Program received signal SIGSEGV, Segmentation fault.
0x85c25ee in CNeoPersist::referTo ()
(gdb) bt
#0  0x85c25ee in CNeoPersist::referTo ()
#1  0x85bd6e7 in CNeoNode::findObject ()
#2  0x85d485a in CNeoClass::FindObject ()
#3  0x85d230c in CNeoClass::DoUntilClass ()
#4  0x85d43f1 in CNeoClass::FindObject ()
#5  0x85b245d in CNeoDatabase::findObject ()
#6  0x85c9a5b in ab_NeoDbRef::FindEntryByEmailOrName ()
#7  0x85cbdee in ab_NeoRowContent::FindRow ()
#8  0x85a0f43 in ab_Row::FindRowUid ()
#9  0x85aa67e in AB_Table_FindRowUid ()
#10 0x858bebc in AB_ContainerInfo::ConfirmToReplaceEntry ()
#11 0x858bd17 in AB_ContainerInfo::AddEntry ()
#12 0x8598dbb in AB_PersonPane::CommitChanges ()
#13 0x8586b02 in AB_CommitChanges ()
#14 0x8371e3f in XFE_ABNameFolderDlg::apply ()
#15 0x834a7a1 in XFE_XmLFolderDialog::ok ()
#16 0x8368184 in XFE_ViewDialog::ok_cb ()
#17 0x40035778 in XtCallCallbackList () from /usr/X11R6/lib/libXt.so.6
#18 0x88d6f23 in _XmSelectionBoxNoGeoRequest ()
#19 0x40035778 in XtCallCallbackList () from /usr/X11R6/lib/libXt.so.6
#20 0x88ac497 in _XmClearBCompatibility ()
#21 0x88ae968 in XmCreatePushButtonGadget ()
#22 0x88ac25b in _XmClearBCompatibility ()
#23 0x888f162 in _XmDispatchGadgetInput ()
#24 0x8919eba in _XmGadgetActivate ()
#25 0x400649b5 in _XtMatchAtom () from /usr/X11R6/lib/libXt.so.6
#26 0x40065347 in _XtMatchAtom () from /usr/X11R6/lib/libXt.so.6
#27 0x400653fe in _XtTranslateEvent () from /usr/X11R6/lib/libXt.so.6
#28 0x40040ecb in XtDispatchEventToWidget () from /usr/X11R6/lib/libXt.so.6
#29 0x40041944 in _XtOnGrabList () from /usr/X11R6/lib/libXt.so.6
#30 0x40041b99 in XtDispatchEvent () from /usr/X11R6/lib/libXt.so.6
#31 0x4004ca3e in XtAppProcessEvent () from /usr/X11R6/lib/libXt.so.6
#32 0x82bd5ad in fe_EventLoop ()
#33 0x82bffc5 in main ()
#34 0x40217fd1 in __libc_start_main (main=0x82be7a4 <main>, argc=1, 
    ubp_av=0xbffff9d4, init=0x827f548 <_init>, fini=0x894914c <_fini>, 
    rtld_fini=0x4000e254 <_dl_fini>, stack_end=0xbffff9cc)
    at ../sysdeps/generic/libc-start.c:118

And address book entries come and go.  Netscape == crap.

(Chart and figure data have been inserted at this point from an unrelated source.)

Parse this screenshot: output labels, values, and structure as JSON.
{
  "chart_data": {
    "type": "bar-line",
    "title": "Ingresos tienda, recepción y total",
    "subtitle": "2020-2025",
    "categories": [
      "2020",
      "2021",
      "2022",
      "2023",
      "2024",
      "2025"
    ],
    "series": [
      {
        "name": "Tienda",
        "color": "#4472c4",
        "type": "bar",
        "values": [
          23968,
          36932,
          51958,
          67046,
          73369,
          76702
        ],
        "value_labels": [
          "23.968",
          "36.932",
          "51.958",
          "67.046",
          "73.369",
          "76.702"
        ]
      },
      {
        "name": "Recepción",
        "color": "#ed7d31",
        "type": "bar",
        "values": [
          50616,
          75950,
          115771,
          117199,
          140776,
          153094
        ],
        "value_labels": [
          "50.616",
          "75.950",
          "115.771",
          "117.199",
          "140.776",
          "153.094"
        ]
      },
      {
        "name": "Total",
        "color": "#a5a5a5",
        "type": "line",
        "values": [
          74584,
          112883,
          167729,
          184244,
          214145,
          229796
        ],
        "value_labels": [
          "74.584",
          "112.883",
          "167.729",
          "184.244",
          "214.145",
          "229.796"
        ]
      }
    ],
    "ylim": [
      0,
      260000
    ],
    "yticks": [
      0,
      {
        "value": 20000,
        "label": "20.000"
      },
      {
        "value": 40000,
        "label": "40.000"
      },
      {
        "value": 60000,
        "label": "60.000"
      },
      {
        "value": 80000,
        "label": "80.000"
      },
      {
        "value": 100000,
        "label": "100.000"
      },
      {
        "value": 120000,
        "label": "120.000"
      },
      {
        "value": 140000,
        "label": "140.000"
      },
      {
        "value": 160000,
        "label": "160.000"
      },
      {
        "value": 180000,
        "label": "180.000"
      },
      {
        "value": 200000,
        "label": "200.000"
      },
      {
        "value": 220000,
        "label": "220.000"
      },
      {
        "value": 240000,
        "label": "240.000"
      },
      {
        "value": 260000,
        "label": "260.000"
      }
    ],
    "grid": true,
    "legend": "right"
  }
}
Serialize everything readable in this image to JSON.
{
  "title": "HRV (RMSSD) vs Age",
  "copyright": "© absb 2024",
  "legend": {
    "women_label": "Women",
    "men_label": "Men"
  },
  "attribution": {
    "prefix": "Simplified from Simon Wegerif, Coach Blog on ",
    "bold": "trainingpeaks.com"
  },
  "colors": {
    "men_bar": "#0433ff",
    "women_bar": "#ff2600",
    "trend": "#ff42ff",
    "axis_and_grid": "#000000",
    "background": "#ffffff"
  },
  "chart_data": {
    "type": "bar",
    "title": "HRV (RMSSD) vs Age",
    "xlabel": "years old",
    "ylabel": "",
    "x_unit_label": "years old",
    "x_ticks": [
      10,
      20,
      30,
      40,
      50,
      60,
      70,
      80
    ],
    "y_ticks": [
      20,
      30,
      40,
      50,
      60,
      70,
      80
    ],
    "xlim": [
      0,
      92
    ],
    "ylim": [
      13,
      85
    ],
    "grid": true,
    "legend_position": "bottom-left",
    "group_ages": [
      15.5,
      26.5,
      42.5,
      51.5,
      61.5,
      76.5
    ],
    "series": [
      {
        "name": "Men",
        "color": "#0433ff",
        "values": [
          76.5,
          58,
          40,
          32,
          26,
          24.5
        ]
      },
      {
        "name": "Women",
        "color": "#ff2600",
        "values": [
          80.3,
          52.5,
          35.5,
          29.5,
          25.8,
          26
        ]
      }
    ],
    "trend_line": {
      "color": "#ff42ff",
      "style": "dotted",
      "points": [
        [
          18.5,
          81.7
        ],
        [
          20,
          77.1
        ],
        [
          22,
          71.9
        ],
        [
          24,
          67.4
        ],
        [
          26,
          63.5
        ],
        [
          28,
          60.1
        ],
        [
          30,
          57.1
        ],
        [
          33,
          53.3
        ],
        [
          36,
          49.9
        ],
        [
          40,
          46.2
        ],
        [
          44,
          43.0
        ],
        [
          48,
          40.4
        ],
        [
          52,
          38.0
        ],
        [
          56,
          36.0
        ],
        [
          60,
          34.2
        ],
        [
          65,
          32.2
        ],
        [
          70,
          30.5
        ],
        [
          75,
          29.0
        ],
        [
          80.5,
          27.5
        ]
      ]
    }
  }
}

Comment 26 Bill Nottingham 2001-01-19 21:52:24 UTC
After some more testing, I *still* can't reproduce how you're managing
to get the data to reappear.

However, while changing the locale as you suggest does break things,
nothing in particular breaks if you remove the locale line entirely.

netscape-4.76-5 will do so.

Comment 27 Bryce Nesbitt 2001-01-22 17:28:23 UTC
Thanks for making a fix!

Given the number of times I've seen this reported (not just here) and the number
of emails I got from other people based on my bug report (several) this will
help a lot.

I've been running with a deleted locale line for a while now, without a repeat
of the bug.  There are other address book bugs, of course, but deleting the
locale lines seems to be a solution for the major crashing problem.